EY forced to pay out big in international money-laundering saga

20 April 2020 Consultancy-me.com

EY in the UAE has been ordered to pay more than $10 million in damages to a former employee who blew the whistle on an international scheme involving gold importations disguised as silver.

The Dubai branch of global professional services firm Ernst & Young has been ordered to pay out more than $10 million in damages to a former partner following a long-running saga involving a gold-importing scam and claims of a cover-up. The ex-partner had alleged he was forced out of the job when he exposed misconduct in an audit of Dubai-based Kaloti Jewellery International, which had shipped gold coated in silver to avoid import restrictions.

Following lengthy legal proceedings dating back to 2014 when the claims were first made public, Justice Kerr, ruling in the high court in London, found that EY had failed to complete the Kaloti audit in an ethical and professional manner and was neglectful in its duty of care to protect its employee, awarding the claimant Amjad Rihan a total of $10,843,941 in damages along with £117,950 in sterling for past and future loss of earnings and employment benefits.

“I accept as a fact that the defendants were responsible for suggesting to Kaloti that it should draft its compliance report in a manner that masked the reality of the Morocco gold issue, removing the reference to Morocco and changing the coating of gold bars with silver to documentary irregularities. I regard this as professional misconduct.” Justice Kerr said in his ruling, noting gold as being among the ‘conflict minerals’ attractive to criminals and terrorists.

EY forced to pay out big in international money-laundering saga

“Almost seven years of agony for me and my family has come to an end with a total vindication by the court,” Rihan said following the ruling. “My life was turned upside down as I was cruelly and harshly punished for insisting on doing my job ethically, professionally and lawfully in relation to the gold audits in Dubai… I hope that EY uses this judgment as an opportunity to improve and take the necessary measures to avoid anything like this ever happening again.”

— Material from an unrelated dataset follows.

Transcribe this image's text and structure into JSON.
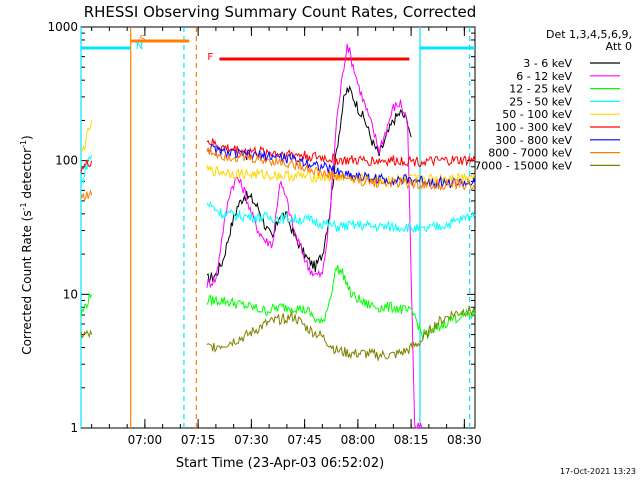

Rihan had alleged that EY had failed to respond to his concerns and covered up irregularities in the financial reporting of Kaloti, which had reportedly paid billions of dollars in cash for gold sourced from Sudan, the Democratic Republic of the Congo and Iran and then imported from Morocco and disguised as silver in what was an elaborate international money-laundering scheme perpetrated across Europe – with at least 27 members of the gang since jailed in France.

According to Rihan, when he raised his concerns with EY he was told to return to Dubai but feared for his safety. He subsequently resigned, and went public with his claims in 2014. For EY’s part, the firm has disputed Rihan’s account of the events, while Kaloti has also denied any wrong-doing. “It was the work of an EY Dubai assurance team that uncovered serious irregularities and reported them to the proper authorities,” the Big Four firm previously stated.

In its latest statement following the verdict, EY again highlighted the firm’s position that its own assurance team uncovered and reported the serious irregularities – which resulted in sanctions against the refiner and contributed to regulatory changes in the UAE. “We are surprised and disappointed by the judge’s decision, its introduction of an unprecedented legal duty and its financial award to a former EY Dubai partner. We will appeal and, therefore, not comment in detail.”

Paul Dowling, a member of the legal team representing Rihan, however has some harsh words for the firm. “For years EY has refused to admit any wrongdoing in relation to the Kaloti audit. Instead it accused Mr Rihan of being a liar and a fantasist. Our client’s character and actions have now been completely vindicated by the court. By contrast it is EY which has been found to have committed serious professional misconduct at the highest echelons of the organisation.”